Biasimiamoli pure ma i camionisti non hanno altro modo per farsi sentire
Io sto con i manifestanti, con le migliaia di Tir che in questi giorni bloccano l’Italia. E’ vero che in questo modo stanno facendo ricadere soprattutto sugli incolpevoli cittadini il prezzo della protesta, attirandosi così il biasimo di chi vede intralciarsi lo svolgersi della penosa vita quotidiana; ma è una prepotenza che va compresa perché è altrettanto vero (anzi è “più vero”) che è l’unica maniera rimasta a quei lavoratori per dar voce alle loro legittime richieste.

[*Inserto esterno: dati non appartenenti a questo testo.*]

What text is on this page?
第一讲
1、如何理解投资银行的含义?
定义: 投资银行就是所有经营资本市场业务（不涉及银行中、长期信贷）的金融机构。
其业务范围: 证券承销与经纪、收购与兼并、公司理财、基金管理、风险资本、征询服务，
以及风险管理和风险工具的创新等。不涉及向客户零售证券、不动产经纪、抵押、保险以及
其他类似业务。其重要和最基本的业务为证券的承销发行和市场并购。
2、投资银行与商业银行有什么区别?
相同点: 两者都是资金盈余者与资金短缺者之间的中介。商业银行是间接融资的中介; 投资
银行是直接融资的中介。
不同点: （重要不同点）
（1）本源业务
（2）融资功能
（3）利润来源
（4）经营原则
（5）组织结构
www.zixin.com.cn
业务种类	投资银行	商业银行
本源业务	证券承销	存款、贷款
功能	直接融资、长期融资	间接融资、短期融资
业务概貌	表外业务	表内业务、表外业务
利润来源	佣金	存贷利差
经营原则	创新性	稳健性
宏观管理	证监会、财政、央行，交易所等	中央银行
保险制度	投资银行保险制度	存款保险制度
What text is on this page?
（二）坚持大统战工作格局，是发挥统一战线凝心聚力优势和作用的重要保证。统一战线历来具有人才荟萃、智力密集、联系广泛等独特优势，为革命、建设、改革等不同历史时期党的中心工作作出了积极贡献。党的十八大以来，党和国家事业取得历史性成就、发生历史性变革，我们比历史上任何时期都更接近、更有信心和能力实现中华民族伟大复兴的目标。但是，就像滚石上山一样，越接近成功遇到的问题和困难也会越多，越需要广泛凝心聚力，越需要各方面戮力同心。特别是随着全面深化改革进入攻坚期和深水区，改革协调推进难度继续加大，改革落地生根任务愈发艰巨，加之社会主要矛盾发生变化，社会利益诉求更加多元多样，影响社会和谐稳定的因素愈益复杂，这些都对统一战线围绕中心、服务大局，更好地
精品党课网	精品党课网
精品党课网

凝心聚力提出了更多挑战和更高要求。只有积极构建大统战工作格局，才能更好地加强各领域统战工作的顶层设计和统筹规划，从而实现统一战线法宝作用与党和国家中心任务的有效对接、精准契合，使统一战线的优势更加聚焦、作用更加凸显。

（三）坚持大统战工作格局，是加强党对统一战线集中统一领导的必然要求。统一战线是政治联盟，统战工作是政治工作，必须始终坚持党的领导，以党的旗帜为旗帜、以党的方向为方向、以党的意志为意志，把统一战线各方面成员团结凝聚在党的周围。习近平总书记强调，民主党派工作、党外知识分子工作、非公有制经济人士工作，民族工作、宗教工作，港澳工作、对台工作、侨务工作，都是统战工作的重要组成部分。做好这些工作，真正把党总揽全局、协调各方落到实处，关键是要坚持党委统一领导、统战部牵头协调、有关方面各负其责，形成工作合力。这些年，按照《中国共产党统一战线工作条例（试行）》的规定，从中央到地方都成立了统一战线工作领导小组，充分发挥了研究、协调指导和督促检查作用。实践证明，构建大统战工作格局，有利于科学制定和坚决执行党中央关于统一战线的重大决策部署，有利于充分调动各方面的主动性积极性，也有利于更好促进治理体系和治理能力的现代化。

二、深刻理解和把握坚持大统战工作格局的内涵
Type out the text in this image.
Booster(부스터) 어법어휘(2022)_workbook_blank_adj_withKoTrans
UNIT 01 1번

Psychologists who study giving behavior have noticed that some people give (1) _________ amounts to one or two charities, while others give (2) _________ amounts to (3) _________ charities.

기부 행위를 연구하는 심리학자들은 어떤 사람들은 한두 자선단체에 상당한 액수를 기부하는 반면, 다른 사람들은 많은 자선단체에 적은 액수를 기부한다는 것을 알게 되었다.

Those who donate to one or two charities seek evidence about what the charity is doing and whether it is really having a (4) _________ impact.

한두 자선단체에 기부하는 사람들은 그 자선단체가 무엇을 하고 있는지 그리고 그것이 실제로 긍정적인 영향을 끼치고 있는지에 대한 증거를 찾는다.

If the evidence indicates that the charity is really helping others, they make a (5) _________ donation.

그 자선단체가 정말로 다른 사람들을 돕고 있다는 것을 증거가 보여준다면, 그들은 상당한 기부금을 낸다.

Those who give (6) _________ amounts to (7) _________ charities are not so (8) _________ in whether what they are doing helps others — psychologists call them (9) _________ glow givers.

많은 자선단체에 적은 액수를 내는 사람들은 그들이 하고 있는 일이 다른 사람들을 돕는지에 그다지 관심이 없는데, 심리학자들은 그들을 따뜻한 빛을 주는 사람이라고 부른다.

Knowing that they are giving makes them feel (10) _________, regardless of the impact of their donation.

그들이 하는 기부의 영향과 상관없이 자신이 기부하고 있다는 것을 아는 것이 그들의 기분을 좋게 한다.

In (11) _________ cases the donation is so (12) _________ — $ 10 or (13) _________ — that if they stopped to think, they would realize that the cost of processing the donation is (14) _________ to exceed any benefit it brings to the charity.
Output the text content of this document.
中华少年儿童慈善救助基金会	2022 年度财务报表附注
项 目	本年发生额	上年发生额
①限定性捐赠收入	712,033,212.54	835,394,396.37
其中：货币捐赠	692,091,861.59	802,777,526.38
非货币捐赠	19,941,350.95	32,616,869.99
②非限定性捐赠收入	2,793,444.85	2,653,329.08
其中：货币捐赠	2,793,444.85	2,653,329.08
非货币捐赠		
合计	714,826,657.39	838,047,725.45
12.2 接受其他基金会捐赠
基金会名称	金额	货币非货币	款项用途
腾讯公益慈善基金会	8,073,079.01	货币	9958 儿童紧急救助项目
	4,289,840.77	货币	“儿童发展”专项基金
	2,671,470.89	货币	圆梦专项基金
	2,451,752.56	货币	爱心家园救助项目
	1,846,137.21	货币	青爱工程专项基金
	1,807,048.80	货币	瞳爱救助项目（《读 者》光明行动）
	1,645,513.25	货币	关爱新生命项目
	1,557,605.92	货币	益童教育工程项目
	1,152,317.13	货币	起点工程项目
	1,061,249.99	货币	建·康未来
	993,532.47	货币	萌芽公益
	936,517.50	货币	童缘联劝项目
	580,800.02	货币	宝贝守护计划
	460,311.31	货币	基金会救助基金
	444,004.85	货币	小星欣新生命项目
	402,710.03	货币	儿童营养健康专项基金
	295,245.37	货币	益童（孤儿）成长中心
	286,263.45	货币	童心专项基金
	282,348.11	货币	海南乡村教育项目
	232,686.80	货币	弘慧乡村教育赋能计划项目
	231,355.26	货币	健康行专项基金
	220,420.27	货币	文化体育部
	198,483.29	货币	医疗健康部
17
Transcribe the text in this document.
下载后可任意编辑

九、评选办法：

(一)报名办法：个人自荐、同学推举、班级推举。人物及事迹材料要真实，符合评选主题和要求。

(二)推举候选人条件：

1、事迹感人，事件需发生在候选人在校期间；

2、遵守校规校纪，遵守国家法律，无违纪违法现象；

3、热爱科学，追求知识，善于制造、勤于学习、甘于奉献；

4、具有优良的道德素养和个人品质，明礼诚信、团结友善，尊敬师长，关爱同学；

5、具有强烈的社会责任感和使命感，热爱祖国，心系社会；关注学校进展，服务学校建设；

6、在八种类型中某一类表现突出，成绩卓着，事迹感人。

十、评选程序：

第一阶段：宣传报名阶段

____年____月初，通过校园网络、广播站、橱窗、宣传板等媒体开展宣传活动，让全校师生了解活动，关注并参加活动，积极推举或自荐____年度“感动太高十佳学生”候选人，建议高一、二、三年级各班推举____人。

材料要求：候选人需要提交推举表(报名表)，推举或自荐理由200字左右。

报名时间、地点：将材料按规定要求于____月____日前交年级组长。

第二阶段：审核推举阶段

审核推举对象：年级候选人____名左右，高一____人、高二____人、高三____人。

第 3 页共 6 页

La giornata di ieri resterà l’emblema di ciò che sta succedendo in Italia nei nostri giorni, orfana di una Politica portavoce di bisogni e necessità dei cittadini. Ieri, come forse non è mai successo negli ultimi tempi, si è mostrato in tutto evidenza quanto la nostra società sia spaccata su un argomento che è poi il “principio” della Repubblica Italiana: il lavoro.
Da una parte quel tavolo, al caldo e all’asciutto, tra Ministri e Sindacati per discutere di lavoro (mi riferiscono al tavolo per le trattative tra Governo e Sindacati sulla riforma del lavoro); da tutta altra parte – sulle strade e presso i caselli delle autostrade – tanti tavolinetti da picnic, montati alla meno peggio dagli stessi manifestanti, per rifocillarsi e distribuire volantini con le ragioni delle loro proteste.
"L’Italia è una Repubblica democratica, fondata sul lavoro", recita l’Articolo 1 della Costituzione. Eppure, a guardare bene la fotografia di ieri, non tutto il lavoro appartiene a quel lavoro posto alla base dei principi della nostra Repubblica: dentro quello dei lavoratori subordinati, fuori quello degli autonomi.
"La Repubblica riconosce ai tutti i cittadini il diritto al lavoro e promuove le condizioni che rendano effettivo questo diritto", stabilisce l’Articolo 4 della Costituzione. Eppure, a guardare bene la fotografia di ieri, la Repubblica non tratta con la stessa premura tutte le specie di lavoro lasciando nello sconforto una parte dei lavoratori – le migliaia di camionisti – che non vedono promuovere, a proprio favore, condizioni che rendano effettivo quel loro “diritto al lavoro”.
Dov’è il sindacato? E quale unità d’intenti (come ha fatto sul lavoro dipendente) sta promuovendo la Triplice (Cgil, Cisl e Uil) a favore di camionisti e imprese di autotrasporto? Dov’è il governo? E quali tavoli concertativi sta promuovendo a favore di camionisti e imprese di autotrasporto? Non c’è il sindacato e il governo latita. Sono troppo impegnati sulla riforma…. del lavoro: ecco l’assurdo!
La verità è che questo governo di professori è troppo lontano dalla realtà del vivere quotidiano, di chi, cioè, come i camionisti, affronta quotidianamente le fatiche del campare dei propri stenti, come quel giorno fosse il primo della vita ma forse anche l’ultimo.
Questo governo di professori, anziché correre dietro ai sindacati e alla loro prepotente pretesa di “non toccare l’articolo 18”, farebbero meglio a mostrare più attenzione alle proteste dei tir mettendo da parte proprio quel fallimentare sindacato. Attenzione; non sono proteste di “piazza”, che spesso valgono il tempo che durano. Sono proteste di strade e autostrade….
La vera riforma di cui ha bisogno l’Italia è culturale. Una riforma che deve riportare la “persona” (il dipendente, il pensionato, i professionisti, i lavoratori autonomi inclusi i camionisti) al centro delle scelte politiche. Tutto il lavoro, anche quello dei camionisti e delle imprese, e non solo quello dei “dipendenti”, merita attenzione da parte dello Stato. E magari una buona “riforma”. Lo dice la Cotituzione.